# Kim Kardashian: Sie wurde am roten Teppich attackiert



## beachkini (23 März 2012)

​
Wenn sich unsere Stars beklagen, dann tun sie das des Öfteren aufgrund ihrer fehlenden Privatsphäre. Damit muss man eben rechnen, wenn man zu einer Person des öffentlichen Interesses wird. Und so kann es schon einmal vorkommen, dass man sich durch eine große Masse Fans und Fotografen bahnen muss, aber nicht nur Fans und Paparazzis machen den Promis manchmal das Leben schwer. Natürlich kommen mit den Fans auch die “Hasser” und die haben oft ganze fiese Tricks auf Lager.

Das jüngste Opfer einer gemeinen Attacke ist Kim Kardashian. Ihr Ruf scheint wohl nicht Jedem zu gefallen, denn wie zahlreiche Medien nun berichteten, wurde der Reality-Star auf dem roten Teppich mit einem weißen Pulver beworfen. Kim hielt sich in West Hollywood bei einem Event auf, um ihr neues Parfüm “True Reflection” zu präsentieren, als eine unbekannte Frau laut “TMZ” ganz plötzlich angriff. Sie soll Kim nicht nur mit dem Pulver beworfen, sondern auch noch als “Hexe” beschimpft haben. Nach dieser Attacke sei die Unbekannte gefasst und wieder freigelassen worden, nachdem Kim erklärt haben soll, dass sie nicht gegen die Frau klagen werde.
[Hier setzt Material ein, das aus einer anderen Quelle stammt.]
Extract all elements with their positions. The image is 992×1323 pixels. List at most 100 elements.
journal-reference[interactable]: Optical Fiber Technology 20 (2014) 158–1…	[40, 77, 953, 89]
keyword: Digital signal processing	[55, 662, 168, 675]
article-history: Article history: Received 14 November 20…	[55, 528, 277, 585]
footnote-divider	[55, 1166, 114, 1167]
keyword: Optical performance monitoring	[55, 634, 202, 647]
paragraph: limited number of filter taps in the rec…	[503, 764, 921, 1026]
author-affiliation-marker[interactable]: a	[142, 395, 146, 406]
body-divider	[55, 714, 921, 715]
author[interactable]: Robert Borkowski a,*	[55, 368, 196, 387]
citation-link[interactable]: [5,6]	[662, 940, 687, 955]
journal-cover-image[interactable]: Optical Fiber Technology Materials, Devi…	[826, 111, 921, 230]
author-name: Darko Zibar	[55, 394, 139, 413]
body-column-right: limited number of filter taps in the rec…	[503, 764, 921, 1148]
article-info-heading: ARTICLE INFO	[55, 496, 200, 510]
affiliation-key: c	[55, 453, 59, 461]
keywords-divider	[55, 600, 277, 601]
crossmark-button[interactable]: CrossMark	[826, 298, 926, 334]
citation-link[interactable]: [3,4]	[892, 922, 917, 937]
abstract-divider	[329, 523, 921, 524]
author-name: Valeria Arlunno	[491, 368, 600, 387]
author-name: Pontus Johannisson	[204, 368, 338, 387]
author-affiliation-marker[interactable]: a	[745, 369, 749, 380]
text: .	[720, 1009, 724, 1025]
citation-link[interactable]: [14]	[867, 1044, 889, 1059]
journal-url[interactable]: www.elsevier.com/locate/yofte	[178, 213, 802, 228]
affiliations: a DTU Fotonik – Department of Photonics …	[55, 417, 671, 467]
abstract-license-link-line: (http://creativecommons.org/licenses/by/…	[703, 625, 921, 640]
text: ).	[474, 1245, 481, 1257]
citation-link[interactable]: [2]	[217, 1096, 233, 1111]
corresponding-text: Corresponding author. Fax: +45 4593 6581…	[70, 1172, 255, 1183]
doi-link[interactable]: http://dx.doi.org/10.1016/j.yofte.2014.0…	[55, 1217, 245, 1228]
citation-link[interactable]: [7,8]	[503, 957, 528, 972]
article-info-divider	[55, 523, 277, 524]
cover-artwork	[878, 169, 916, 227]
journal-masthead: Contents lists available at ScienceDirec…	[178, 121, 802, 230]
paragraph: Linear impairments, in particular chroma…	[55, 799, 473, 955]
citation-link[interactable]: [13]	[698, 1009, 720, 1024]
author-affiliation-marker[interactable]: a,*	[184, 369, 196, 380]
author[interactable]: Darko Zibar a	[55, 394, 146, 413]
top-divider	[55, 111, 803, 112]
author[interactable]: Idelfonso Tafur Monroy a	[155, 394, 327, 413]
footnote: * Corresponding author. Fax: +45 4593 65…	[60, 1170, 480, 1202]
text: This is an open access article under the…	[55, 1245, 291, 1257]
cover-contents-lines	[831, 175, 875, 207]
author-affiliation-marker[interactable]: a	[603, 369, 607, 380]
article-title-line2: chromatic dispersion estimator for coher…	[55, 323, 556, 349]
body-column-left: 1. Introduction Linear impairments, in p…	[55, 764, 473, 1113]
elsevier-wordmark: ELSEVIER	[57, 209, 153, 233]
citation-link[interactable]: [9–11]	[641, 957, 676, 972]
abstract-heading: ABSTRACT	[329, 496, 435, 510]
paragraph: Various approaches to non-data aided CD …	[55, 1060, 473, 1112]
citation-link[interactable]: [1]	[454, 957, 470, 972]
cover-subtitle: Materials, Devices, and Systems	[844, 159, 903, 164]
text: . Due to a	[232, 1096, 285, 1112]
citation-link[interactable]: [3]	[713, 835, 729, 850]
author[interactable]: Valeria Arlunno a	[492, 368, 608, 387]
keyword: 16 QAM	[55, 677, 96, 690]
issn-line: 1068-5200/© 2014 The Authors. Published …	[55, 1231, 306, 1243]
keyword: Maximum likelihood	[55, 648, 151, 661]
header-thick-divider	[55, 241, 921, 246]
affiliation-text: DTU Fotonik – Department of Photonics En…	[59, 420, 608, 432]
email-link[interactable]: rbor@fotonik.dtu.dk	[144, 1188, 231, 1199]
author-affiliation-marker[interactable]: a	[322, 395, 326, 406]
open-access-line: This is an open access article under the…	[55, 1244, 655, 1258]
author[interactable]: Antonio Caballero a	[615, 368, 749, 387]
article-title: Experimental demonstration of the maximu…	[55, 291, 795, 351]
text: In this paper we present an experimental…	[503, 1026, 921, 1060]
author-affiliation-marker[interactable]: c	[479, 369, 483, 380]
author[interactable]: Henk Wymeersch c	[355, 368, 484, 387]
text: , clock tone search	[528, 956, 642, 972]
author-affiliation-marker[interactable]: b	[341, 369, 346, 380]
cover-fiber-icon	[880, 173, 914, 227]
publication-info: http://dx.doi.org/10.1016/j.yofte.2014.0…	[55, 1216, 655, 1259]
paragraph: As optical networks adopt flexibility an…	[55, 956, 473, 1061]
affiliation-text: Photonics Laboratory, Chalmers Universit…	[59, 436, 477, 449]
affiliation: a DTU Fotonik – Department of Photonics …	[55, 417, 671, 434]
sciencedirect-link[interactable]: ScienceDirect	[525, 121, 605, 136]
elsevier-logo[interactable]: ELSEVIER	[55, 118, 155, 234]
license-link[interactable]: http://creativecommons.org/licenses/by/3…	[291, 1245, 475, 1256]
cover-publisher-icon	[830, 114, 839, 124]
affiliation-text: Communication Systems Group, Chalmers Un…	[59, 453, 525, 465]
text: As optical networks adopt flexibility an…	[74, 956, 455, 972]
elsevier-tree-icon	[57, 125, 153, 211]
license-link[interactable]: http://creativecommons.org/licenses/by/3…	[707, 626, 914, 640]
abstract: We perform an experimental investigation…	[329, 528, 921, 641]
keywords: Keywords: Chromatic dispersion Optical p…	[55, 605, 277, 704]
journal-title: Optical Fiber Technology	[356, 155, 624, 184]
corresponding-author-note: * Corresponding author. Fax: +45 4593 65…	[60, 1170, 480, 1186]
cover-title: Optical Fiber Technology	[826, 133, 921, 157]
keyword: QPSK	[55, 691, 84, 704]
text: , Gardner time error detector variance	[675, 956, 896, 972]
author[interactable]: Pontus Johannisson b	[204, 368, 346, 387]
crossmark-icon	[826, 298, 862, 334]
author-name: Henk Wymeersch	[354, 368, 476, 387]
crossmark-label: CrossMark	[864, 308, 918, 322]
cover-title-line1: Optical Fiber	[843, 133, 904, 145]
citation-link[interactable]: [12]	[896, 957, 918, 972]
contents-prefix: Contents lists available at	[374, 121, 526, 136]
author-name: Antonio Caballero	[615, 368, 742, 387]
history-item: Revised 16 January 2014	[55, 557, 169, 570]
Einige Portale berichteten, dass es sich bei dem weißen Pulver um Puder gehandelt haben soll, während “E!Online” und “TMZ” schrieben, Kim sei mit Mehl beworfen worden. Was es am Ende war ist auch nicht so wichtig, denn egal ob Puder oder Mehl, schön war es für Kim nicht. Sie bekam das Zeug auf die Haare und auf den Rücken und musste sich laut “TMZ” erst in ihrem privaten Zimmer sauber machen, bevor sie wieder zum Event zurückkehrte. Gegenüber “E!Online” hat Kim sich auch schon zu dem Angriff geäußert. “So etwas Verrücktes und Unberechenbares ist mir noch nie passiert. Wie ich zu meinem Makeup-Artist gesagt habe, ich wollte mehr Puder und das hier ist jede Menge durchsichtiger Puder.”, fügte der Reality-Star lachend hinzu. Na wenigstens hat sie ihren Humor durch diese Attacke nicht verloren. 
(prominent24.de)

Die Bilder und das Video dazu gibt es hier:
http://www.celebboard.net/internati...t-hollywood-22-03-2012-video-x48-update2.html


----------



## Chamser81 (24 März 2012)

Solange es kein Messer ist kann man über so eine "Attacke" noch schmunzeln!


----------



## comatron (25 März 2012)

Mich würde mal interessieren, wie viel der "Star" der Frau dafür bezahlt hat.


----------



## katerkarlo (26 März 2012)

Sie nahm es hoffentlich mit Humor


----------